= Nikica Gabrić =

Croatian physician and politician

Nikica Gabrić (born 1961) is a Croatian physician and politician.

He was born in Metković. He graduated at the School of Medicine in Zagreb as an ophthalmologist. He founded the Special Hospital for Ophthalmology Svjetlost in Zagreb, in which he works and serves as the Director. He specializes in surgery of the anterior eye segment, with more than 30,000 operations done. His clinic is the third private health institution in Croatia in terms of total revenue, and boasts as the first one operating exclusively in the free market, without cooperation with the Croatian Institute for Health Insurance.

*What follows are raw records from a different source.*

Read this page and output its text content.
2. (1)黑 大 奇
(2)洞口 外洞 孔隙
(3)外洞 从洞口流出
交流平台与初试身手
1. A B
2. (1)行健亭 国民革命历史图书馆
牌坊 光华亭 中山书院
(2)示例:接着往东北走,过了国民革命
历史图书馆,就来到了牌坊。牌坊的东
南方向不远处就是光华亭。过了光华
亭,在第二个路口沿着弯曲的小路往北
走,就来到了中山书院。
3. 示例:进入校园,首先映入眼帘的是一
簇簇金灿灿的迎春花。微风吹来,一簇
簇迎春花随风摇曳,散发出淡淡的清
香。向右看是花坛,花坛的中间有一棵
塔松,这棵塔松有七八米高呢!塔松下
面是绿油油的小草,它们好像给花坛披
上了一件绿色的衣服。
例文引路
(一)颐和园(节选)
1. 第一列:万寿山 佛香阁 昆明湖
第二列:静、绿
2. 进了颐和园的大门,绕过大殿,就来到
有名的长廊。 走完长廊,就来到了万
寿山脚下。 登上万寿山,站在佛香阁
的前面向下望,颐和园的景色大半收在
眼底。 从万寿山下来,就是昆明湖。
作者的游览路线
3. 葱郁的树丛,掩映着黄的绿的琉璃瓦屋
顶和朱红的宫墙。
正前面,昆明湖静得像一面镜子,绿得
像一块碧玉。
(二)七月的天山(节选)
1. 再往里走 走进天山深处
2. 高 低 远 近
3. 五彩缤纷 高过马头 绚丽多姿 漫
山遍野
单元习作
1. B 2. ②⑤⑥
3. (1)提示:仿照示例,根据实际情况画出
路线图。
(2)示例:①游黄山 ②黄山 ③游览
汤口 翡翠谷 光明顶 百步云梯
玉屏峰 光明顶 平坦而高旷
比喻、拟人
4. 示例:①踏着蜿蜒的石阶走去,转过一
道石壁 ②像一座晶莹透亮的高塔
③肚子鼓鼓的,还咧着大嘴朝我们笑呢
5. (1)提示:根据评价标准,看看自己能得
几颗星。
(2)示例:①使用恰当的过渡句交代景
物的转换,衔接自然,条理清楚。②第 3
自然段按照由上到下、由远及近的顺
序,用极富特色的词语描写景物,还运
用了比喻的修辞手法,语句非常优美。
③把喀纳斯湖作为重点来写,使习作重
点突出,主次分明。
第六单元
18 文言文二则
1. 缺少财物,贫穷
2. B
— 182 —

He is a professor at the Faculty of Medicine, University of Rijeka and a collaborative member of the Croatian Academy of Medical Sciences. In 1995 he founded the first Croatian eye bank LHOB. He is the acting President of the Croatian Society of Physicians in Cataract and Refractive Surgery. He authored more than 400 scientific papers and received numerous honors and awards, including the 2011 award for the most successful entrepreneur in the region of Southeast Europe. In the period 1987–1988 he was the President of the Youth of the Federal Republic of Croatia and in 1986–1990 a member of the Parliament of the Federal Public of Croatia. He also served as an adviser for health to the Deputy Prime Minister Željka Antunović.

He is the founder and former president of the association, think tank and a political party National Forum (Nacionalni forum), as well as leader of the national freemasonry organization.